I have given a brief description of the Düsseldorf exhibition.  As we have seen, two conflicting tendencies, diametrically opposed to one another — namely, material-constructive and individual-destructive — emerge from this exhibition, which is, after all, a reflection of almost all the tendencies in the art of the last fifteen years.

It is undeniable that the so-called “new art,” from the first Cubist works to the Purism of today, has — despite constant persecution from blind conservatives — extended its influence to the point where it is the dominant force in modern culture.  A worldwide network of periodicals has appeared, propagating and arguing for new ideas and new forms: the organization of cooperatives on economic and ideological grounds; the generally international character of the whole movement — all these substantiate the claim that we are going through a period of transformation of traditional notions about art.

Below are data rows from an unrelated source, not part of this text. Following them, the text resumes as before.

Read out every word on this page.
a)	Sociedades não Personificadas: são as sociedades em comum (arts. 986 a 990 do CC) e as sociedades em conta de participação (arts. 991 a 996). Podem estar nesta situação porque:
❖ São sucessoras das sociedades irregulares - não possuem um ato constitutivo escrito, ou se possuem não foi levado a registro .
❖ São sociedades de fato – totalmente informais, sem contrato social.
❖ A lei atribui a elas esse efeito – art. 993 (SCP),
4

The other fact that plays an important role in this transformation, and is itself decisive in the whole process of the struggle, is the unprecedented development of industrialism and the transformation along with it of social and economic conditions.  The disappearance of country settlements, the growth of cities, the diminishing importance of the individual, centralization and the growth of cooperative movements — all have further consequences for our spiritual life.  Art, which hitherto operated mostly on some sort of Olympus, isolated from the rhythm of everyday life, has been forcefully shoved out into the streets.  Art has new tasks.  Today more than ever before, the tendency is to achieve a uniform style — not only in the art supported by patrons, but in all spheres of our work and in all manifestations of life.

[Originally published as “Miedzynarodowa wystawa w Düsseldorfi’e,” in Nasz Kurier (August 2,1922)]

~ by Ross Wolfe on October 22, 2010.